Julgamento arranca a 23 de junho

O julgamento dos recursos apresentados por 10 dos 11 arguidos no processo contra-ordenacional interposto pelo Banco de Portugal no âmbito do caso BPP, que resultou em coimas totais superiores a 10 milhões de euros, arranca a 23 de junho.

Os trabalhos vão decorrer no Tribunal da Concorrência, Regulação e Supervisão, em Santarém, estando prevista a realização de quatro sessões semanais (de segunda-feira a quinta-feira), durante todo o dia.

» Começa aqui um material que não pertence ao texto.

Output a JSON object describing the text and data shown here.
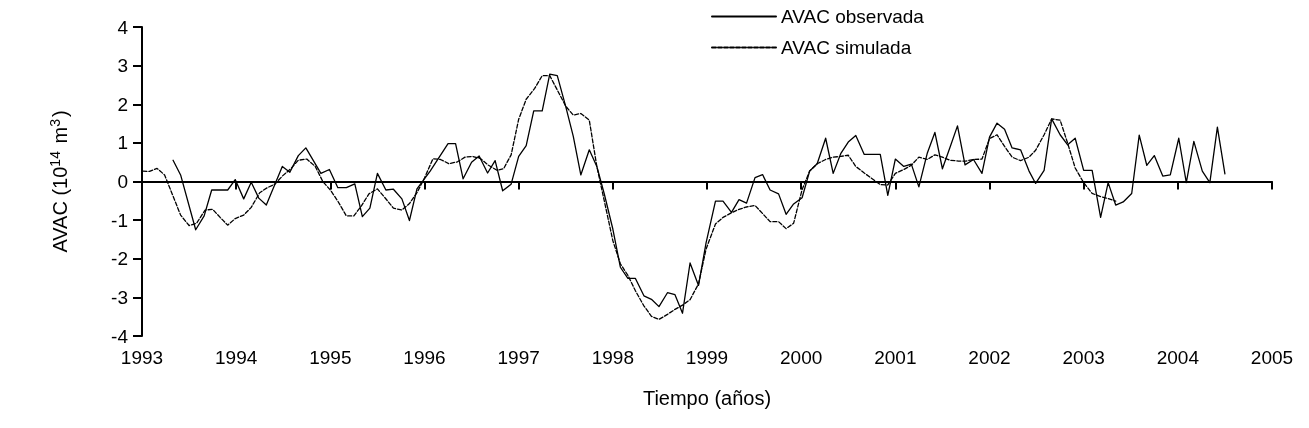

Na lista dos arguidos constam o próprio Banco Privado Português (BPP), em liquidação, a Privado Holding (PH), antiga dona do banco, João Rendeiro, fundador e ex-presidente, e mais oito antigos responsáveis do banco, entre os quais, os ex-administradores Paulo Guichard e Salvador Fezas Vital.

Neste processo, o BdP chama a depor 27 testemunhas, entre as quais, Fernando Adão da Fonseca e João Ermida, que foram, respetivamente, presidente e administrador do BPP por nomeação do BdP, depois da intervenção estatal no banco.

À luz da lei que rege os processos de natureza contraordenacional, a data limite para a conclusão de todas as tarefas processuais está fixada neste caso no dia 25 de novembro de 2016.